Overall, the unavailability of high-yielding varieties and a lack of quality seeds hamper the expansion of Soybean cultivation in Bangladesh. Agriculture officials in Dhaka said the project would help more farmers have access to high-performing Oilseed varieties.

In Bangladesh, competing crops limit the available area for Soybean cultivation. Soybean competes with crops like winter rice (Boro), watermelons, sunflowers, and peanuts in the river basin islands (char land) of the southern coastal region of the country. Char land can be used for Soybean cultivation because of the relatively low levels of water availability and increased salinity in the late winter.

Bangladesh Runs a Project to Upgrade Soybean Variety

Bangladesh’s Soybean Trade

According to USDA estimates, Bangladesh’s Soybean imports for 2021-2022 stand at 2.6 million tons, and Soybean Oil imports at 0.7 million tons. There are about 80 Soybean Oil refineries in Bangladesh that import crude Soybean Oil and refine it for the domestic market.

In the last fiscal, as per AgFlow data, Brazil shipped 0.9 million tons of Soybean to Bangladesh in 2022, followed by the United States (0.6 million tons) and Canada (81,000 tons).

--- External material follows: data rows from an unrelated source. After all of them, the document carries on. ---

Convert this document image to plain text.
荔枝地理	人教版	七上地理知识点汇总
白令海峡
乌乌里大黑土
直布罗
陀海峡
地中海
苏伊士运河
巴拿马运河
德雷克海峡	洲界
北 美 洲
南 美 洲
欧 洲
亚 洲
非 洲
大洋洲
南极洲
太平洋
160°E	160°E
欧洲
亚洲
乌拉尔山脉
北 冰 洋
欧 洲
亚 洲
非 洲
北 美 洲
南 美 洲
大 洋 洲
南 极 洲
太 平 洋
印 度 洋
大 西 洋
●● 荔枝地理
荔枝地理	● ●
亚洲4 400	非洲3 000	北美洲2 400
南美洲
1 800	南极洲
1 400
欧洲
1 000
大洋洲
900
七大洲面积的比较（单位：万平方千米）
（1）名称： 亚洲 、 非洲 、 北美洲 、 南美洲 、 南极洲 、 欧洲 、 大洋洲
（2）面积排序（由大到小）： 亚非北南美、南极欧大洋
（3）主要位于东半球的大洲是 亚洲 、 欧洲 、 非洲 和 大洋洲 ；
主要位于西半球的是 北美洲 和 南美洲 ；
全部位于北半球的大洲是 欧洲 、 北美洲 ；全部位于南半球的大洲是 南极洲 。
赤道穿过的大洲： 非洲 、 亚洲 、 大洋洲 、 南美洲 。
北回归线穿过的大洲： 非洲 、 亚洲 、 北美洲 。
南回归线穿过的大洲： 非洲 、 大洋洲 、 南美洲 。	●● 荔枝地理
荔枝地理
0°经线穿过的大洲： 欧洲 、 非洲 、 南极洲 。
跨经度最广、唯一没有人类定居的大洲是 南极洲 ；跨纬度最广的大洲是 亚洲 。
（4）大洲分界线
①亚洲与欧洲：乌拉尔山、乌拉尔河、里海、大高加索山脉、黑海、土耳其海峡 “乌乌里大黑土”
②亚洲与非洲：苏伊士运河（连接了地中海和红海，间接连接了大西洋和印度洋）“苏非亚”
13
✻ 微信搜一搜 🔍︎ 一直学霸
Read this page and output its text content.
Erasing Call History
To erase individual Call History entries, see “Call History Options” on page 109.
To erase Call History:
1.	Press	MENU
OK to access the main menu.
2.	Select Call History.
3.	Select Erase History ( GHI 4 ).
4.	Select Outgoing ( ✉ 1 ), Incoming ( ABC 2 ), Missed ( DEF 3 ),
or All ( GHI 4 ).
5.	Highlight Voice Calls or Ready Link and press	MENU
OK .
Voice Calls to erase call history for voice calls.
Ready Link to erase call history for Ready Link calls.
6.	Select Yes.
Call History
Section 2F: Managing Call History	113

The total import was 1.6 million tons, while Soybean Meal and Soybean Oil import volumes were 0.5 million tons and 0.2 million tons, respectively.

In 2020-21, an overwhelming 76% of Bangladesh’s total Soybean Oil imports came from Argentina, followed by 13% from Paraguay, 9% from Brazil, and 2% from others. In 2020, Bangladesh imported Soybean Oil worth $461 million, becoming the 4th largest importer of Soybean Oil in the world. The same year, Soybean Oil was Bangladesh’s 19th most imported product. Bangladesh imports Soybean Oil primarily from: Argentina ($292M), Brazil ($119M), Paraguay ($39.2M), Turkey ($6.27M), and Saudi Arabia ($3.91M).